Соседи. Владимир

Мария Волкова 4
2

Я не слышала почти никогда Лёлю. Не видела, как общаются с Даничкой его родители. Я видела дедушку Владимира и ошибочно приняла его галантность и седые власа за признак мягкости, которой, по моему убеждению, как оказалось, ложному,  должны обладать все дедушкобабушки.
Тогда, на пляже, сидя на соседней от моего собеседника подстилке, я не знала, как мне реагировать: и откровенно громко улыбаться на все афоризмы не станешь, ведь могу оскорбить. И, в то же время, мушкетёр Владимир так резко менял тон беседы с шутливого на серьёзный, что я за ним не поспевала менять своё довольное выражение лица. И иногда выглядела довольно глупо. Досадно, но ладно: я в его глазах — молодёжь с Венеры, которая читает с телефона, что, согласно Владимиру:
— Как заниматься любовью в презервативе.
И так он это сказал, кстати, понизив громкость голоса до минимума, словно доверил мне наинтимнейшую вещь. Хотя, для рыцаря ушедшей эпохи “любви спустя 50 лет брака”, это — действительно интимная подробность.

Самому Владимиру уже за 70, но, чтоб ты понимал, мой верный читатель, едва угадав моё намерение встать, он сам поспешил подняться. С третьей попытки ему это удалось, и тогда он галантно подал руку, чтобы помочь встать мне, его вынужденной спутнице. И при этом, он не забывал поглядывать на проходящих мимо юных прелестниц возрастом около 40-50 лет, отпуская комментарии, за которые в более горячем возрасте вполне мог бы схлопотать пощёчину.
Откуда эта галантность? Ведь мой сосед на лето утверждает, что его воспитывала мать.

— Я в семье —  третий ребёнок, у меня ещё были две старшие сестрички. Папа маме сказал, что хочет сына, и они будут рожать, пока не родится мальчик.
— Повезло ещё вашей маме, — прикинула я. Ведь  история знает случаи, когда девочек в семье было уже 8, а муж всё не унимался: сына подавай. Генетика —  наука не для слабаков. И я, вот, думаю, откуда такое отношение к женщинам? Может, от преобладания женской силы в семье?
— За каждую провинность я получал ремнём. Каждый вечер мама спрашивала: сколько провинился? И я честно всё ей рассказывал. Ведь виноват, значит —  неси наказание. А в восьмом классе я резко вырос. Мама и так ростом полтора метра была, а тут я — на две головы выше. И вот, она как-то спрашивает: “Сколько провинился?” А я, обнял её, она как раз мне по грудь, и говорю: “Закончили, мам. Я всё понял”.

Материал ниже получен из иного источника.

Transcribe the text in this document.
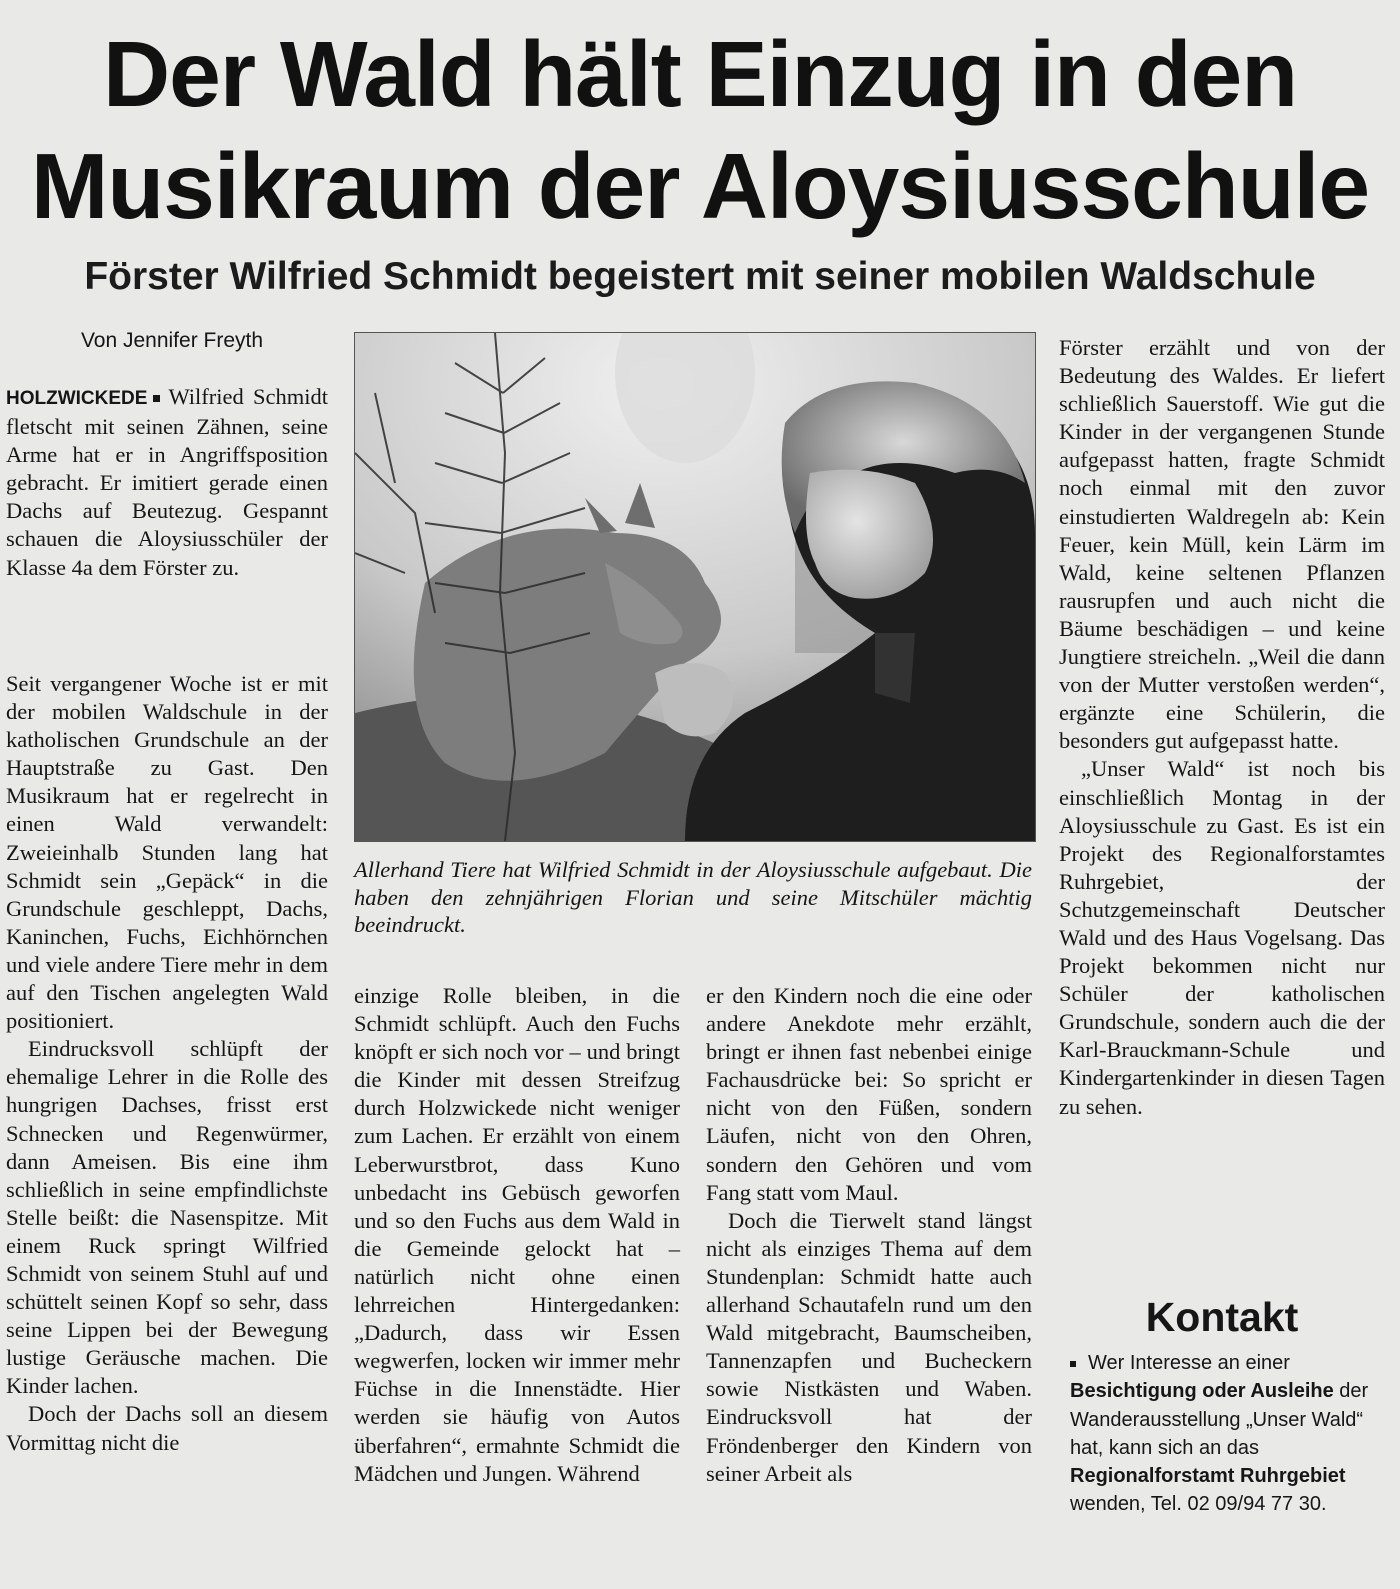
Der Wald hält Einzug in den Musikraum der Aloysiusschule
Förster Wilfried Schmidt begeistert mit seiner mobilen Waldschule
Von Jennifer Freyth

HOLZWICKEDE Wilfried Schmidt fletscht mit seinen Zähnen, seine Arme hat er in Angriffsposition gebracht. Er imitiert gerade einen Dachs auf Beutezug. Gespannt schauen die Aloysiusschüler der Klasse 4a dem Förster zu.

Seit vergangener Woche ist er mit der mobilen Waldschule in der katholischen Grundschule an der Hauptstraße zu Gast. Den Musikraum hat er regelrecht in einen Wald verwandelt: Zweieinhalb Stunden lang hat Schmidt sein „Gepäck“ in die Grundschule geschleppt, Dachs, Kaninchen, Fuchs, Eichhörnchen und viele andere Tiere mehr in dem auf den Tischen angelegten Wald positioniert.

Eindrucksvoll schlüpft der ehemalige Lehrer in die Rolle des hungrigen Dachses, frisst erst Schnecken und Regenwürmer, dann Ameisen. Bis eine ihm schließlich in seine empfindlichste Stelle beißt: die Nasenspitze. Mit einem Ruck springt Wilfried Schmidt von seinem Stuhl auf und schüttelt seinen Kopf so sehr, dass seine Lippen bei der Bewegung lustige Geräusche machen. Die Kinder lachen.

Doch der Dachs soll an diesem Vormittag nicht die

Allerhand Tiere hat Wilfried Schmidt in der Aloysiusschule aufgebaut. Die haben den zehnjährigen Florian und seine Mitschüler mächtig beeindruckt.

einzige Rolle bleiben, in die Schmidt schlüpft. Auch den Fuchs knöpft er sich noch vor – und bringt die Kinder mit dessen Streifzug durch Holzwickede nicht weniger zum Lachen. Er erzählt von einem Leberwurstbrot, dass Kuno unbedacht ins Gebüsch geworfen und so den Fuchs aus dem Wald in die Gemeinde gelockt hat – natürlich nicht ohne einen lehrreichen Hintergedanken: „Dadurch, dass wir Essen wegwerfen, locken wir immer mehr Füchse in die Innenstädte. Hier werden sie häufig von Autos überfahren“, ermahnte Schmidt die Mädchen und Jungen. Während

er den Kindern noch die eine oder andere Anekdote mehr erzählt, bringt er ihnen fast nebenbei einige Fachausdrücke bei: So spricht er nicht von den Füßen, sondern Läufen, nicht von den Ohren, sondern den Gehören und vom Fang statt vom Maul.

Doch die Tierwelt stand längst nicht als einziges Thema auf dem Stundenplan: Schmidt hatte auch allerhand Schautafeln rund um den Wald mitgebracht, Baumscheiben, Tannenzapfen und Bucheckern sowie Nistkästen und Waben. Eindrucksvoll hat der Fröndenberger den Kindern von seiner Arbeit als

Förster erzählt und von der Bedeutung des Waldes. Er liefert schließlich Sauerstoff. Wie gut die Kinder in der vergangenen Stunde aufgepasst hatten, fragte Schmidt noch einmal mit den zuvor einstudierten Waldregeln ab: Kein Feuer, kein Müll, kein Lärm im Wald, keine seltenen Pflanzen rausrupfen und auch nicht die Bäume beschädigen – und keine Jungtiere streicheln. „Weil die dann von der Mutter verstoßen werden“, ergänzte eine Schülerin, die besonders gut aufgepasst hatte.

„Unser Wald“ ist noch bis einschließlich Montag in der Aloysiusschule zu Gast. Es ist ein Projekt des Regionalforstamtes Ruhrgebiet, der Schutzgemeinschaft Deutscher Wald und des Haus Vogelsang. Das Projekt bekommen nicht nur Schüler der katholischen Grundschule, sondern auch die der Karl-Brauckmann-Schule und Kindergartenkinder in diesen Tagen zu sehen.

Kontakt

Wer Interesse an einer Besichtigung oder Ausleihe der Wanderausstellung „Unser Wald“ hat, kann sich an das Regionalforstamt Ruhrgebiet wenden, Tel. 02 09/94 77 30.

Я понимаю твои мысли, мой верный читатель. Ты уже пылаешь праведным гневом, ведь бить детей —  это удел слабаков, насилие и прочее, и прочее. А вот Владимир, прошедший это на собственной шкуре, считает иначе.

—  Я до сих пор маме благодарен. Дурь она выбила. Но мало. Я ей когда-то сказал: “Мама, слабо, надо было больше”. А она мне ответила: “Не успела, сынок”.

Я не призываю бить детей. Я призываю не критиковать тех мам, кто всё-таки ищет способы, пускай и не модные нынче, чтобы воспитать достойных людей. Потому, что то, что мы считаем истиной сейчас, станет непроглядной средневековой темнотой спустя десятки лет. Потому, что нет идеальных учебников —  их пишут обычные люди, кто тоже не идеал, и кому свойственно ошибаться. Нет идеальных семей, в которых один говорит, а второй слышит. Это такой же миф, как страсть спустя 50 лет совместной жизни. Спустя полвека, когда артрит и ноги быстро затекают так, что не можешь сразу с подстилки подняться, то какая страсть? Останется только уважение и забота. Да и то, если они останутся — то, считай, тебе крупно повезло.

—  Жизнь — это тяжелейшие будни. Родителем быть трудно. Потому, что или ты — родитель, или тебе наплевать на то, кем вырастут твои дети и внуки. Если, однажды, мой внук придёт ко мне и скажет “иди на …”, то зачем же я жил?

Как бы там ни был, а равнодушным к Владимиру остаться нельзя. То улыбаешься его романтичности по отношению к жене, в частности, и женщинам, в принципе, то проникаешься его серьёзностью по отношению к жизни — с той же женщиной. В любом случае, скучно даже нам, его соседям, не бывает.